Uitstel pensioen zonder dat wordt doorgewerkt

Tijdens de behandeling van de Wet verhoging AOW- en pensioen richtleeftijd (kort: Wet VAP)  is een motie ingediend waarin de regering wordt verzocht om het per 2013 mogelijk te maken dat het aanvullend pensioen tegelijk ingaat met de AOW, zonder dat er doorgewerkt hoeft te worden. Uitstel van pensioen kan immers fiscaal alleen indien en voorzover er door de werknemer wordt doorgewerkt.

Aan deze motie wordt, volgens het voorstel “Overige fiscale maatregelen 2013”, nu invulling gegeven door in een beleidsbesluit goed te keuren dat het tot en met maart 2015 mogelijk wordt het aanvullend pensioen, zonder dat doorgewerkt wordt, uit te stellen tot de in dat jaar geldende AOW-leeftijd (65 jaar en 3 maanden).

De groep die deze mogelijkheid hierdoor krijgt, is beperkt tot de mensen die tussen januari 2013 en maart 2015 de AOW-leeftijd bereiken. Deze groep bestaat uit mensen voor wie bij invoering van de Wet aanpassing fiscale behandeling VUT/prepensioen en introductie levensloopregeling¹ (wet VPL).

Hierdoor worden niet alleen de mensen die in 2013 de AOW-leeftijd bereiken, maar de hele groep die nog onder het VPL-overgangsrecht valt, in de gelegenheid gesteld het aanvullende pensioen uit te stellen tot de voor hen geldende AOW-leeftijd. Het VPL-overgangsrecht is het overgangsrecht dat is opgenomen in de Wet aanpassing fiscale behandeling VUT/prepensioen en introductie levensloopregeling die in 2005 van kracht werd. Toenmalige 55-plussers werden ontzien.

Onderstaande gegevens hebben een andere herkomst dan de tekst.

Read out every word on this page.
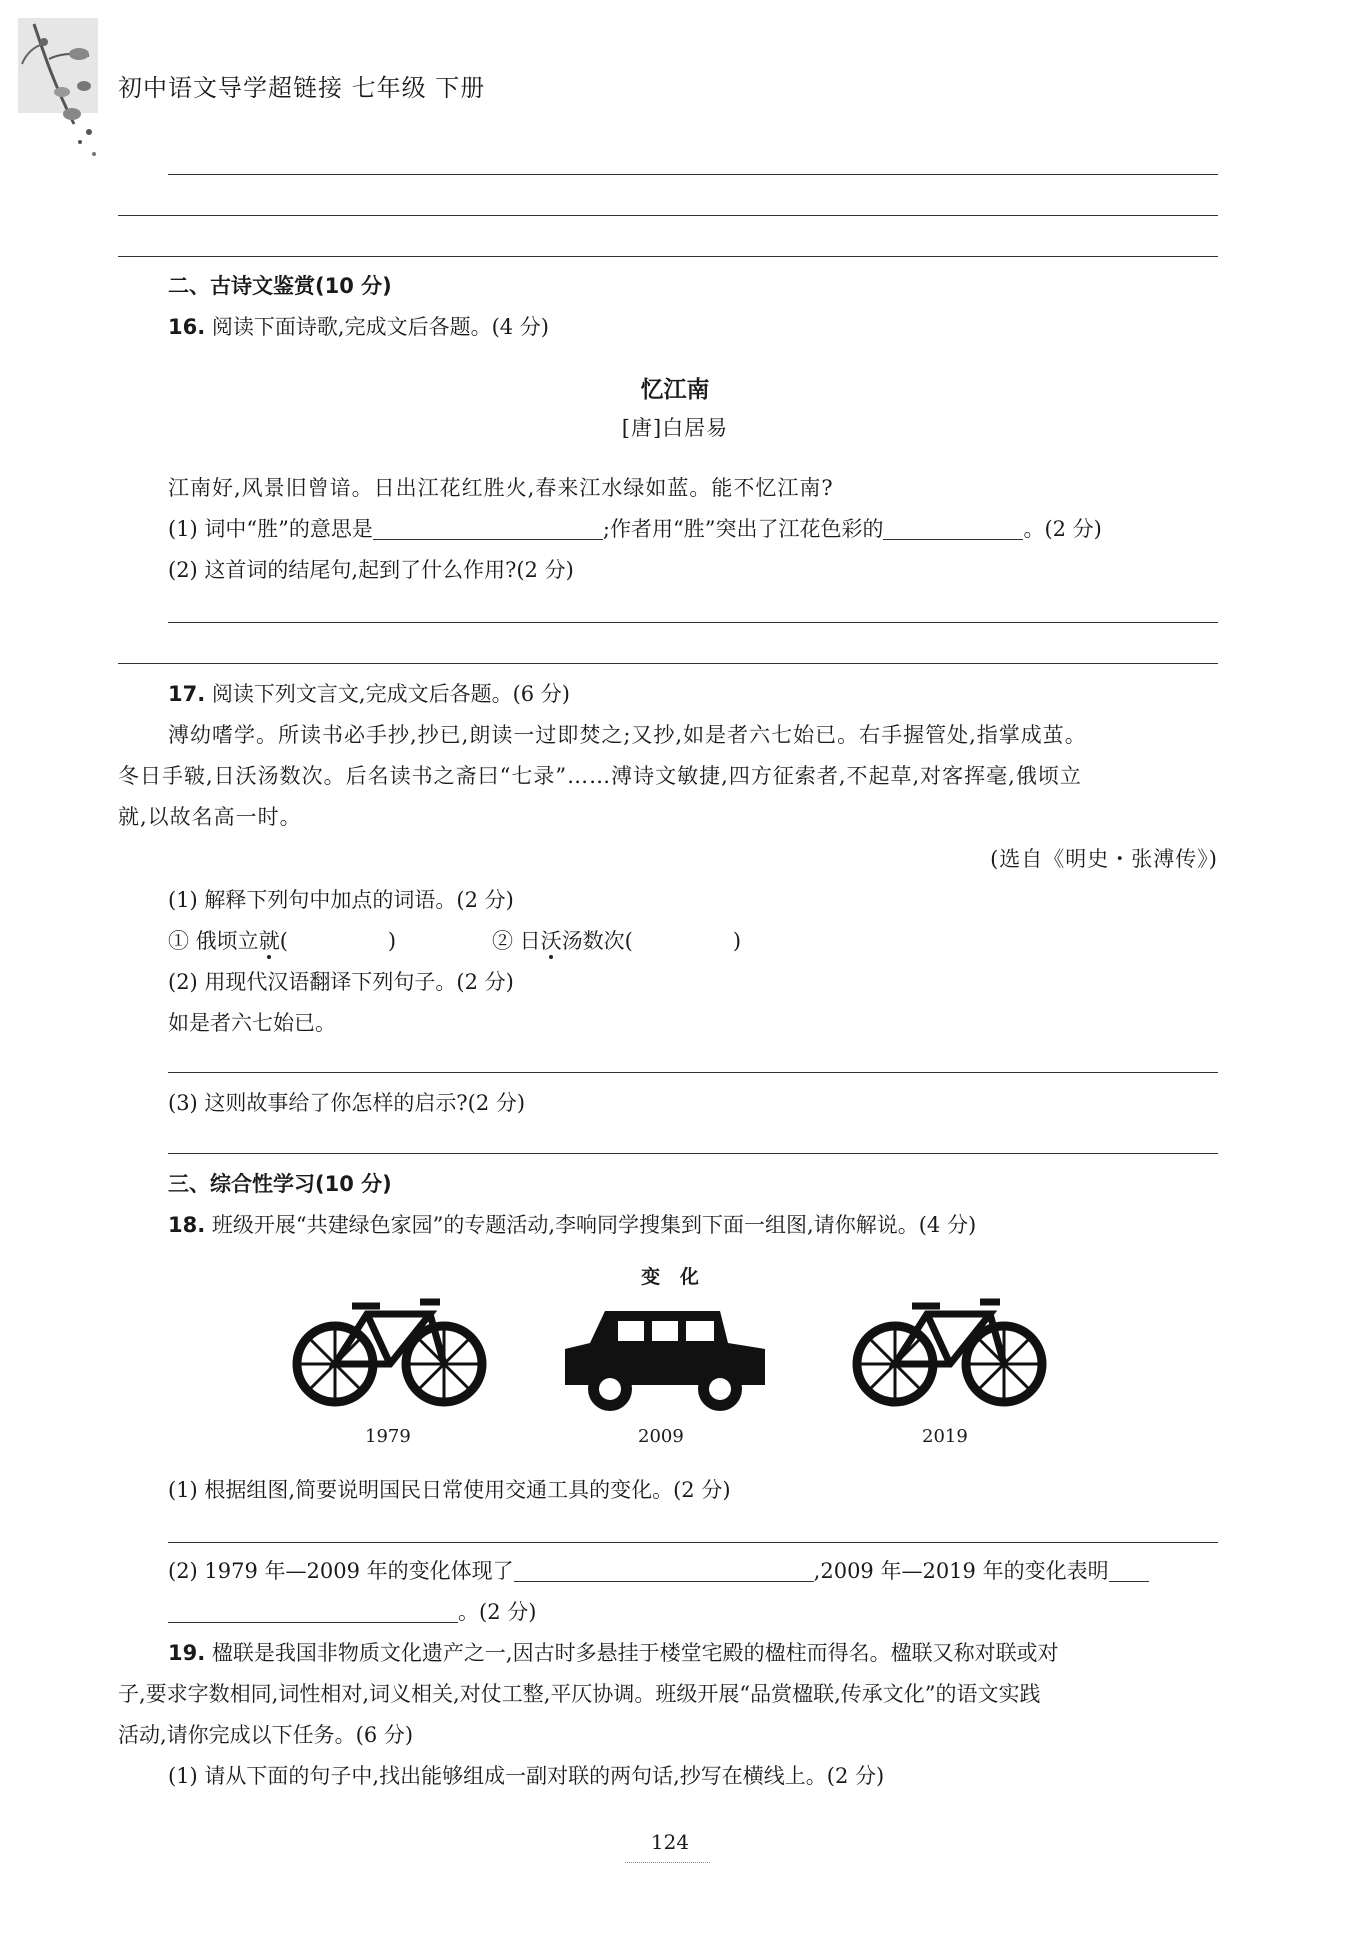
初中语文导学超链接 七年级 下册
二、古诗文鉴赏(10 分)
16. 阅读下面诗歌,完成文后各题。(4 分)
忆江南
[唐]白居易
江南好,风景旧曾谙。日出江花红胜火,春来江水绿如蓝。能不忆江南?
(1) 词中“胜”的意思是	;作者用“胜”突出了江花色彩的	。(2 分)
(2) 这首词的结尾句,起到了什么作用?(2 分)
17. 阅读下列文言文,完成文后各题。(6 分)
溥幼嗜学。所读书必手抄,抄已,朗读一过即焚之;又抄,如是者六七始已。右手握管处,指掌成茧。
冬日手皲,日沃汤数次。后名读书之斋曰“七录”……溥诗文敏捷,四方征索者,不起草,对客挥毫,俄顷立
就,以故名高一时。
(选自《明史・张溥传》)
(1) 解释下列句中加点的词语。(2 分)
① 俄顷立就(	)	② 日沃汤数次(	)
(2) 用现代汉语翻译下列句子。(2 分)
如是者六七始已。
(3) 这则故事给了你怎样的启示?(2 分)
三、综合性学习(10 分)
18. 班级开展“共建绿色家园”的专题活动,李响同学搜集到下面一组图,请你解说。(4 分)
变   化
1979	2009	2019
(1) 根据组图,简要说明国民日常使用交通工具的变化。(2 分)
(2) 1979 年—2009 年的变化体现了	,2009 年—2019 年的变化表明
。(2 分)
19. 楹联是我国非物质文化遗产之一,因古时多悬挂于楼堂宅殿的楹柱而得名。楹联又称对联或对
子,要求字数相同,词性相对,词义相关,对仗工整,平仄协调。班级开展“品赏楹联,传承文化”的语文实践
活动,请你完成以下任务。(6 分)
(1) 请从下面的句子中,找出能够组成一副对联的两句话,抄写在横线上。(2 分)
124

Een structurele aanpassing van het doorwerkvereiste vindt het kabinet niet nodig. Voor de mensen die niet onder het VPL-overgangsrecht vallen, zal vanaf 2014 in de regeling de pensioeningangsdatum aangepast worden aan de verhoogde fiscale pensioenrichtleeftijd van 67 jaar. Onder de huidige regelgeving mag het pensioen in dat geval al uitgesteld worden tot de op dat moment gehanteerde pensioeningangsdatum. De vraag is echter of iedere werkgever zijn regeling direct in 2014 zal aanpassen aan de dan geldende pensioenrichtleeftijd 67. Het is immers toegestaan om een eerdere pensioenleeftijd te hanteren, indien de opbouwpercentages in die pensioenregeling ook navenant lager zijn dan fiscaal maximaal.